A Wartime Childhood
Tomatoes! That’ll do it every time. The smell of tomatoes ripening in the sun takes me right back to early childhood. It was wartime and nearly everything was rationed yet somehow all I can remember is not shortages but love, attention, books to listen to (and very soon to read) and wonderful food. It helped that my grandfather was a retired baker and could make lovely homemade bread and pies. Also he was a keen gardener and grew lovely sweet rhubarb, covered with old buckets to ‘force’ it; potatoes and other root vegetables; green beans and of course the wonderful tomatoes that grew by the back door. There was a glass extension, a conservatory it might be called now, though its main purpose was to roof in the paved area that led to the outside privy, the washhouse where the laundry was done with a ‘dolly tub’ and a mangle, and the bakehouse where Grandad’s oven was housed. The kitchen which was the main living room of the bungalow had a deep stone sink but the only cooking facility was a trivet beside the open fire for boiling a kettle or heating up warm milk for cocoa.
Looking back everything seems very high and out of reach to me, especially the doorknobs but, as my present home is of a similar vintage and the door handles are four feet from the floor it’s not surprising that I had a burning ambition to reach them. The mantelpiece was high as well so I must have been lifted up to see the treasures that lived there. I remember clearly two china dogs, a jar of pipe cleaners and another of spills, for lighting both pipe and fire, which lived in a little china tower.
My favourites were Darby and Joan. They were two china figurines of children dressed to look like an old couple, complete with wire rimmed glasses, who sat in tiny bentwood chairs, facing each other either side of an imaginary fire.
There was a proper bathroom but it was freezing cold and I had my baths in a tin bath on the hearthrug in front of the living room fire.
My toys were few and simple; a bear, predictably called Teddy Edward, a rag doll called Daisy Bell and a rubber doll called Eliza- Jane and produced from goodness knows where, a doll’s pram. There was tiny china tea-set too, only allowed out on special occasions. It was a great thrill to visit a neighbour’s sister who would allow me to play, carefully, with a large beautifully dressed china doll with long hair. As it was a condition of playing with this treasure that I had to be quiet I realise, looking back, that this was to stem my incessant chatter so that the two elderly sisters could have a pleasant gossip.
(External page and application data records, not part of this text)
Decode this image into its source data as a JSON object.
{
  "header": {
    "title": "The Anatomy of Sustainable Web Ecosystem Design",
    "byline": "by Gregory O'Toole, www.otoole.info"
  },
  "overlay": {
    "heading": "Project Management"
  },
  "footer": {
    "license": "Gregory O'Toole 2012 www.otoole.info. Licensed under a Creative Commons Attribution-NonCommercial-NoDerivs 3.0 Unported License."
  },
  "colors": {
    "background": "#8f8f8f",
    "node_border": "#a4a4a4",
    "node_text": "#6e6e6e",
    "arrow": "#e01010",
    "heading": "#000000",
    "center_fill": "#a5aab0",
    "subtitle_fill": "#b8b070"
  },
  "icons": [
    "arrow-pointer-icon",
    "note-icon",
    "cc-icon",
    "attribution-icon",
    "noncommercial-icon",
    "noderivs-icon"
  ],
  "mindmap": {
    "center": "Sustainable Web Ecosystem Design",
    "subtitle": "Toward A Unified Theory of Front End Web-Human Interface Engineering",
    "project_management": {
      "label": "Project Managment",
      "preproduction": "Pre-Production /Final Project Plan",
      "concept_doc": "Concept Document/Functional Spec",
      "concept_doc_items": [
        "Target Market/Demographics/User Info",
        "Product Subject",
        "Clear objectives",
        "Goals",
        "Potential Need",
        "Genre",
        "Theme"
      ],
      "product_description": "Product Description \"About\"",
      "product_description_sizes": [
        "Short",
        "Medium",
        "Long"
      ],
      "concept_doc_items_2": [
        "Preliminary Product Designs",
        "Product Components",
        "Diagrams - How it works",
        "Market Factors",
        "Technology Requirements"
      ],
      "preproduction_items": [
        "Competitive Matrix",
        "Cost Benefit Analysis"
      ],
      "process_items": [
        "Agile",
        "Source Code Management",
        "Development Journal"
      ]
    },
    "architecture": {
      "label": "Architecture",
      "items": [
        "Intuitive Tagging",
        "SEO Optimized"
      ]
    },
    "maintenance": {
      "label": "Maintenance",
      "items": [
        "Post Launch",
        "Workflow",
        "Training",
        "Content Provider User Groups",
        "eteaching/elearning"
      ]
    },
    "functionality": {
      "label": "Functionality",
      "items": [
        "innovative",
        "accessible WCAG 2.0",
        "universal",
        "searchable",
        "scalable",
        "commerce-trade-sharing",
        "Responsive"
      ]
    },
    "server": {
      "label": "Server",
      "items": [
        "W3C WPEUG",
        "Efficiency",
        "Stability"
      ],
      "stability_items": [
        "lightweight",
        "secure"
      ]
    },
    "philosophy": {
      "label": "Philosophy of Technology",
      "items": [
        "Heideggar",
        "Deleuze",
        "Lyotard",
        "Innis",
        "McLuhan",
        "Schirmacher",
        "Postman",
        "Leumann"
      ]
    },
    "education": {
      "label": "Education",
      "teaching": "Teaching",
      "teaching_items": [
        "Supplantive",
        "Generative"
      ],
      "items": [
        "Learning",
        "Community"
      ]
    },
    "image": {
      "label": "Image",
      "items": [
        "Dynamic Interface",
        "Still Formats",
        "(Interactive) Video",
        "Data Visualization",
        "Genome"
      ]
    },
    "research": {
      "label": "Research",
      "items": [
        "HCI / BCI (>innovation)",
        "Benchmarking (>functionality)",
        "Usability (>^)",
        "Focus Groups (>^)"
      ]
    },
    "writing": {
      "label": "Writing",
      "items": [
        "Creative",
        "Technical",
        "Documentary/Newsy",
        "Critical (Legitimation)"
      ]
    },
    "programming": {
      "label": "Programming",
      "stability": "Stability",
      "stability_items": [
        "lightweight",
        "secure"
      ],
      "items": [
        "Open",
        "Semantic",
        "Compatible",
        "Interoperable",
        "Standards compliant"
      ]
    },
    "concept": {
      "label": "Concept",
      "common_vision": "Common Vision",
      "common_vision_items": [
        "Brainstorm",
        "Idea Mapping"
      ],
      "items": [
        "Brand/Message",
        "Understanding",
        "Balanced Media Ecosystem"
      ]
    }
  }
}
My other favourite playthings were a collection of Edwardian fans, lace handkerchiefs and other such treasures that lived in my Grandma’s dresser drawers. Almost as exciting were the boxes that held them as they were chocolate boxes, saved from when such things could be bought, even if only for special occasions, and I ate those imaginary chocolates that were pictured on the covers over and over again. And reading, of course; Milly Molly Mandy and Enid Blyton, Rupert Bear every day in Grandad’s ‘Daily Express’, me reading the rhyming story and Grandad the longer prose version, and sometimes, as a book, perhaps at Christmas.
When I went back as an adult the bungalow seemed dim, damp and depressing with its garden overgrown with dark laurels, the sepia photographs and the heavy velvet furniture in the parlour but, as a child, I remember the shiny piano, the paper flowers and the lovely embroidered footstool on which, after many re-coverings, I now rest my feet as I write.